Artigo: Indústria, é hora de rever o receio de utilizar biodiversidade brasileira!

Por Luiz Ricardo Marinello (sócio de Marinello Advogados, Presidente do Conselho Científico Tecnológico da ABIHPEC e coordenador da Comissão de Bioeconomia e Sustentabilidade da Associação Brasileira da Propriedade Intelectual).
Neste pequeno ensaio, abordaremos, de forma muito direta as razões pelas quais a indústria deve repensar o antigo e vetusto preconceito em fazer uso da biodiversidade nativa do Brasil.
A primeira legislação brasileira que tratava de acesso ao patrimônio genético, acesso ao conhecimento tradicional associado e repartição de benefícios foi a Medida Provisória 2.186-16/2001. Uma legislação ruim e que não estimulava o uso de patrimônio genético no Brasil, por uma série de razões, principalmente pela necessidade do usuário buscar autorização prévia junto ao CGEN – o que atravancava a pesquisa e desenvolvimento com formulações contendo ativos da biodiversidade nativa.
Além da legislação torta, o IBAMA elaborou uma operação para penalizar indústrias que, no seu modo de ver, não cumpriam com a legislação.
Pelas razões acima, as indústrias, de um modo geral e com raras exceções, deixaram de fazer uso da biodiversidade nativa, pois se viam sob risco de autuação e a mercê de uma confusão legislativa. De tão forte que foi este movimento, diversas indústrias se apresentavam como “cgen free”, ou seja, que faziam de tudo para eliminar de suas formulações qualquer resquício de biodiversidade nativa, para que ficassem distantes das obrigações da lei.
O que mudou e que motivaria o empresário “cgen free” a deixar de se apresentar desta forma?
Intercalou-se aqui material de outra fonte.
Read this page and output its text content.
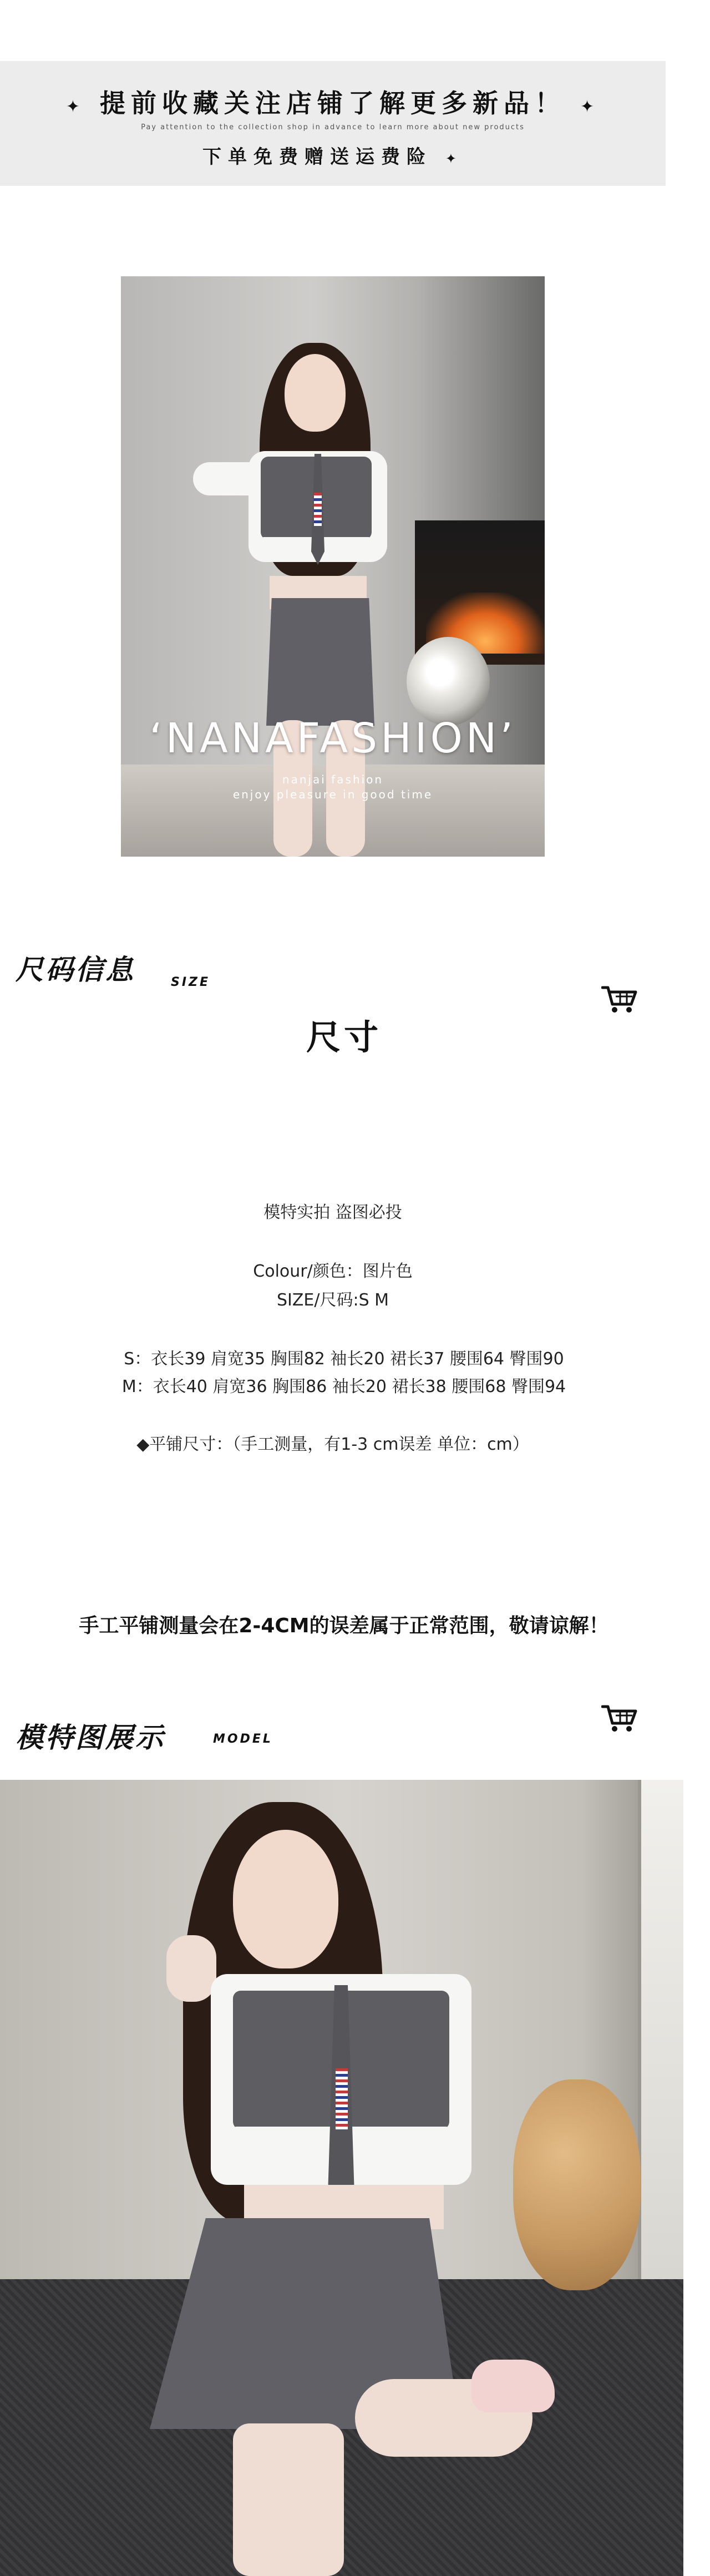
✦ 提前收藏关注店铺了解更多新品！ ✦
Pay attention to the collection shop in advance to learn more about new products
下单免费赠送运费险 ✦
‘NANAFASHION’
nanjai fashion
enjoy pleasure in good time
尺码信息	SIZE
尺寸
模特实拍 盗图必投
Colour/颜色：图片色
SIZE/尺码:S M
S：衣长39 肩宽35 胸围82 袖长20 裙长37 腰围64 臀围90
M：衣长40 肩宽36 胸围86 袖长20 裙长38 腰围68 臀围94
◆平铺尺寸：（手工测量，有1-3 cm误差 单位：cm）
手工平铺测量会在2-4CM的误差属于正常范围，敬请谅解！
模特图展示	MODEL
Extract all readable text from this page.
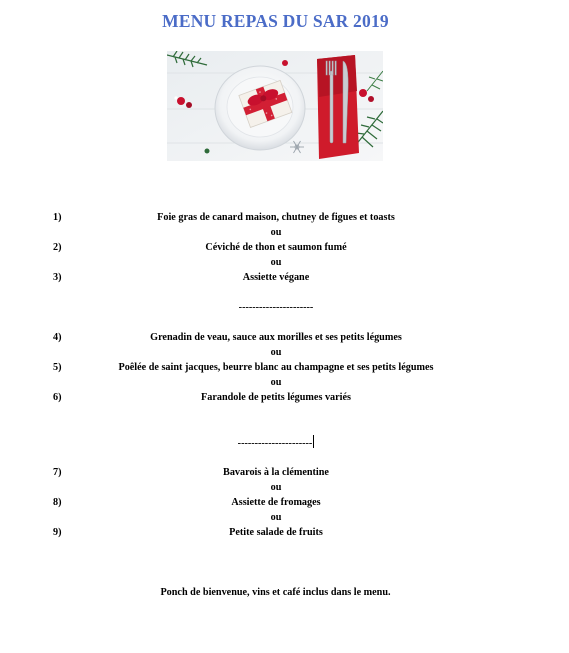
MENU REPAS DU SAR 2019
1)	Foie gras de canard maison, chutney de figues et toasts
ou
2)	Céviché de thon et saumon fumé
ou
3)	Assiette végane
----------------------
4)	Grenadin de veau, sauce aux morilles et ses petits légumes
ou
5)	Poêlée de saint jacques, beurre blanc au champagne et ses petits légumes
ou
6)	Farandole de petits légumes variés
----------------------
7)	Bavarois à la clémentine
ou
8)	Assiette de fromages
ou
9)	Petite salade de fruits
Ponch de bienvenue, vins et café inclus dans le menu.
A lei 13.123/15 e o Decreto 8.772/16 que, juntos, substituíram a Medida Provisória 2.186-16/01, já trouxeram um ambiente regulatório mais seguro e previsível com o cadastro prévio para utilização de patrimônio genético, por um cadastro eletrônico (SISGEN) e a repartição de benefícios variando entre 0,75% e 1%, em substituição a um racional confuso e que mais parecia uma tributação para toda a cadeia.
A legislação já fará 10 anos com um aumento expressivo de indústrias que começam a cadastrar seus acessos, mas ainda é algo tímido, se observarmos o valor de repartição de benefícios que foram depositados no Fundo Nacional para Repartição de Benefícios (algo em torno de 8 milhões de reais), além da forma não monetária que gira em torno e 16 milhões de reais.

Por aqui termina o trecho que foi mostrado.